Yes, I think what is being done is that AC is used and they are calculating the delta V and delta I at each sample point of the Sine Wave
No, the peak current will not change from cycle to cycle, but it would all along each cycle.

It could be that they are calculating the instantaneous change in voltage with respect to the instantaneous change in current along that sine wave. Dividing the 2 will give the internal resistance.

Now, who am I to say how they are actually doing it. All I am saying is that they are calculating the internal resistance based on the principles of my circuit and equations.

snakebite wrote:

nice device. i need to get one. the dick smith esr works well on batteries but lacks resolution on the very low end where it is most desired.

Yes, very nice indeed!
I want one too. $58 on AliExpress

dchomak wrote:

Now, who am I to say how they are actually doing it. All I am saying is that they are calculating the internal resistance based on the principles of my circuit and equations.

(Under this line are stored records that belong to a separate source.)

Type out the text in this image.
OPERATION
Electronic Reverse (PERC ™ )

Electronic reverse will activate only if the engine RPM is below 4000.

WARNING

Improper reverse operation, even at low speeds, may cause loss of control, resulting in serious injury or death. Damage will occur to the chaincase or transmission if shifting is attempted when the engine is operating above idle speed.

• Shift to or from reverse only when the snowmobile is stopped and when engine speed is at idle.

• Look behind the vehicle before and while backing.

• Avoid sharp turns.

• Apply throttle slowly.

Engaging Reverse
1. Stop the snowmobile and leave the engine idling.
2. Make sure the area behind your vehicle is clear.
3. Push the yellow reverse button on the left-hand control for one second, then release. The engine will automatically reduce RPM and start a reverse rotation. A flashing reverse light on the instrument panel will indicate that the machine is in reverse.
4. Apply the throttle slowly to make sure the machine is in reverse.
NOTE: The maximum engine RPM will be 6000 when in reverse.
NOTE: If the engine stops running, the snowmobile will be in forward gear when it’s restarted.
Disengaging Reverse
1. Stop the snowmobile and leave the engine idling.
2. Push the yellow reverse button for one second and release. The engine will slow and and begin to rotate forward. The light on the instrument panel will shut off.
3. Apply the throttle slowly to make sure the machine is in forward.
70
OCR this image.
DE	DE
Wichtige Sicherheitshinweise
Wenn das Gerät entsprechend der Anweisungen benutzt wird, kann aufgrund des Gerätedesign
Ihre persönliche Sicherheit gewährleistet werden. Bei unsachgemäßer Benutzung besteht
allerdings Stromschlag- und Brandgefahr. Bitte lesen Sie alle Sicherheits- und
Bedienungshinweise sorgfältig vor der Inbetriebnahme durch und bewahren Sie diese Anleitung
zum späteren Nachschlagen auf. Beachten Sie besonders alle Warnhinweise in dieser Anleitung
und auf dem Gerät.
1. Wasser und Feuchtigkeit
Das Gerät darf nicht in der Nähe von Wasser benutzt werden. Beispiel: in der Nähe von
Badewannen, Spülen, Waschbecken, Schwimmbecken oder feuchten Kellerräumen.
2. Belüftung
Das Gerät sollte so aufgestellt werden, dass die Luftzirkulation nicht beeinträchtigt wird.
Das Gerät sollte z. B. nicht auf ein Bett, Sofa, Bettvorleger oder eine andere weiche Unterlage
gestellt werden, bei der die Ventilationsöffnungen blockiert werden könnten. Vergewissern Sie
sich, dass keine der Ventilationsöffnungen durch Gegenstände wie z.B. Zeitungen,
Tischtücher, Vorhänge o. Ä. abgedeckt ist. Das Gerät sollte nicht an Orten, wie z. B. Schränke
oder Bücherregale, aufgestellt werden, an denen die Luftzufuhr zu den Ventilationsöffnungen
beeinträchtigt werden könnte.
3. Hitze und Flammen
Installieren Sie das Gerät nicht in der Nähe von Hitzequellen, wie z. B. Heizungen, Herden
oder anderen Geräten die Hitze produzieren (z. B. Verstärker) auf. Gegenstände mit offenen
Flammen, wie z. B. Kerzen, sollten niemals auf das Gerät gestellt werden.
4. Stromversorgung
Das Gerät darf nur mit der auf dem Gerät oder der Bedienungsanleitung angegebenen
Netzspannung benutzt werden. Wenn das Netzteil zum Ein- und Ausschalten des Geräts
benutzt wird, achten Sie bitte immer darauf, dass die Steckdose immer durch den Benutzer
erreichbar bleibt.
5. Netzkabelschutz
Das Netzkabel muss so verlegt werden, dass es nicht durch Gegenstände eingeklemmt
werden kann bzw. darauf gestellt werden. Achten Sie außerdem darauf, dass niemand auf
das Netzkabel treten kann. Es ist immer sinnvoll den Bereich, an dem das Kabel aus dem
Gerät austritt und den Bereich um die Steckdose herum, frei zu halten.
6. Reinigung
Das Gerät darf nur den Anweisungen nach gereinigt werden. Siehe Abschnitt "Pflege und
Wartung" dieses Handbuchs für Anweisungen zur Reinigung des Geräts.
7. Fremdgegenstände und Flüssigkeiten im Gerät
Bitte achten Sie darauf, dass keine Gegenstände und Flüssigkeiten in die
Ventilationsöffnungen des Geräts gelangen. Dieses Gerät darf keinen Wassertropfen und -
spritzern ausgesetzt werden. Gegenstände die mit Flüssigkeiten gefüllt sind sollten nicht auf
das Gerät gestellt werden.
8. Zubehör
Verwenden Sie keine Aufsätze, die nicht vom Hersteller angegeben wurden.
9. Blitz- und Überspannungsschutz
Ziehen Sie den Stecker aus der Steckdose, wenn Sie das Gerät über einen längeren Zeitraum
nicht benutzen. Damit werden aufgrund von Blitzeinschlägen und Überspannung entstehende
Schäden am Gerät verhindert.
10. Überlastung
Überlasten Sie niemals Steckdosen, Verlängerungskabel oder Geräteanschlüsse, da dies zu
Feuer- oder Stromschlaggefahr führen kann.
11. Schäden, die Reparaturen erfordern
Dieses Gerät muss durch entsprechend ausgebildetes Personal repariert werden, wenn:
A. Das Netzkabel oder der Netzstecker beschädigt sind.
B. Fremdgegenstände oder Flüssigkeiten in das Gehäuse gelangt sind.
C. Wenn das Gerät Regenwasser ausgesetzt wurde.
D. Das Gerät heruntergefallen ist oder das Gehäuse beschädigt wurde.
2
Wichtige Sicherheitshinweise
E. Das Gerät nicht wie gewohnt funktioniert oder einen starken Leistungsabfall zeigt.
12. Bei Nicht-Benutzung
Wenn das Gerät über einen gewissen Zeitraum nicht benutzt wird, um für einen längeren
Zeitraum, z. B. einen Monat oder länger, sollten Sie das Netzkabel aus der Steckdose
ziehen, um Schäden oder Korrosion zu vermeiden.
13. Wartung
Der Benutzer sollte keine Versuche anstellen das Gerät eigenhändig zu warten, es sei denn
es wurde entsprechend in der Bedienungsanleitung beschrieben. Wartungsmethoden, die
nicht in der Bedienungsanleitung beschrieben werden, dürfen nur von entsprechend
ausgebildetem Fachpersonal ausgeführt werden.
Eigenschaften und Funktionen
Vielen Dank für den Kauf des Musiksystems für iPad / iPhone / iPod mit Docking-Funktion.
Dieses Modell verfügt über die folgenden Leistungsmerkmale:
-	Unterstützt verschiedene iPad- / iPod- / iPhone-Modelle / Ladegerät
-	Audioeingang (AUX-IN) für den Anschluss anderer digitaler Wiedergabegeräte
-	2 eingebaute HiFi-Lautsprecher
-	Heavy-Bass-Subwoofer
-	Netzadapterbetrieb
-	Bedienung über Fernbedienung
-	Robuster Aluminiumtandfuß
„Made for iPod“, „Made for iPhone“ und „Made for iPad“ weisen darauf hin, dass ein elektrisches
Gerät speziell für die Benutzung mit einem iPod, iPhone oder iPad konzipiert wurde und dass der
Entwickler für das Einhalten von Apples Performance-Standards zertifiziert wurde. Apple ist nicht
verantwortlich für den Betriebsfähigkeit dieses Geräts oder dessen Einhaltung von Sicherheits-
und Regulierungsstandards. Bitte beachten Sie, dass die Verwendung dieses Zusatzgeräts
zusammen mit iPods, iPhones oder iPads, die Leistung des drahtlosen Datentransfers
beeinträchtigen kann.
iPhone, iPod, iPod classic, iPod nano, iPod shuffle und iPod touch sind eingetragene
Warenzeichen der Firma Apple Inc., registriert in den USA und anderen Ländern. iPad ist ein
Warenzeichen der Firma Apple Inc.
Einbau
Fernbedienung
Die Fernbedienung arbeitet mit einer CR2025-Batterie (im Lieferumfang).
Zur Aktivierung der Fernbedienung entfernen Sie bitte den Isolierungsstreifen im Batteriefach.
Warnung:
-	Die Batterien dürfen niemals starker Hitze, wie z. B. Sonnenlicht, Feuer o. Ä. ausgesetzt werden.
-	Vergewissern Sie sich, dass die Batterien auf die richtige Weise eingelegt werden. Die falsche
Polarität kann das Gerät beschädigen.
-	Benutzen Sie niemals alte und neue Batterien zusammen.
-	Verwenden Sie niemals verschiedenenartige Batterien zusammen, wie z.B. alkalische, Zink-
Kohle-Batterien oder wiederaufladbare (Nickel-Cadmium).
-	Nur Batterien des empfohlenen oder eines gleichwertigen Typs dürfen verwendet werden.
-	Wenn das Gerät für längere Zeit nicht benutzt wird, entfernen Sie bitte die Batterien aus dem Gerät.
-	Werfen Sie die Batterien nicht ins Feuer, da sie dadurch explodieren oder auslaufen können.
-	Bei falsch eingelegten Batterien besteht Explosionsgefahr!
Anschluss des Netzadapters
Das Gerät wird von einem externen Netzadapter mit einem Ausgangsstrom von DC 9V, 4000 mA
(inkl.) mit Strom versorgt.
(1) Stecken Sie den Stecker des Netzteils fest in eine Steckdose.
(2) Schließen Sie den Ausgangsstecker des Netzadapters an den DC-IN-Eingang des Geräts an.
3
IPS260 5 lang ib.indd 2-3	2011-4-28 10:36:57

As long as you circuit can measure AC only need to divide voltage with current, no need to use the DC formulas.
You can find it all in my article about resistance/impedance: http://lygte-info.dk/info/Internal%20impedance%20UK.html

Pardon my ignorance, will the internal resistance measurement be affected if the battery is fully charged or fully drained?

I notice most of the cells above are measured with DC voltage at around 3.5-3.6v

Wow, that Samsung 21700 30T looks like it could deliver the highest current of any cell I’ve seen. I see articles saying it’s a Panny/Tesla 21700 competetor cell. Looking at the reviews, very impressive.

lawallac wrote:

Wow, that Samsung 21700 30T looks like it could deliver the highest current of any cell I’ve seen. I see articles saying it’s a Panny/Tesla 21700 competetor cell. Looking at the reviews, very impressive.

That 30T cost me a battery holder during test, my holder could not handle 50A

d_t_a wrote:

Pardon my ignorance, will the internal resistance measurement be affected if the battery is fully charged or fully drained?

It will increase when the battery is close to empty.

HKJ wrote:

d_t_a wrote:

Pardon my ignorance, will the internal resistance measurement be affected if the battery is fully charged or fully drained?

It will increase when the battery is close to empty.

Will the difference be significant for that same battery? (eg. measuring the same battery at 3.0v vs 3.6v vs 4.2v)
or will there be a big variance depending on the type/chemistry/age of the battery?

I saw the sudden cut out in the graph. 50A just wow. That explains it. Thanks for testing it though!

For flashlight use the relevant measurement for battery resistance is the DC IR. As mentioned this meter measures something different which might or might not be useful.

All these measurements seem very close. Some batteries listed I would have thought to have higher resistance. So these are very accurate numbers? Shows perception does not mean much.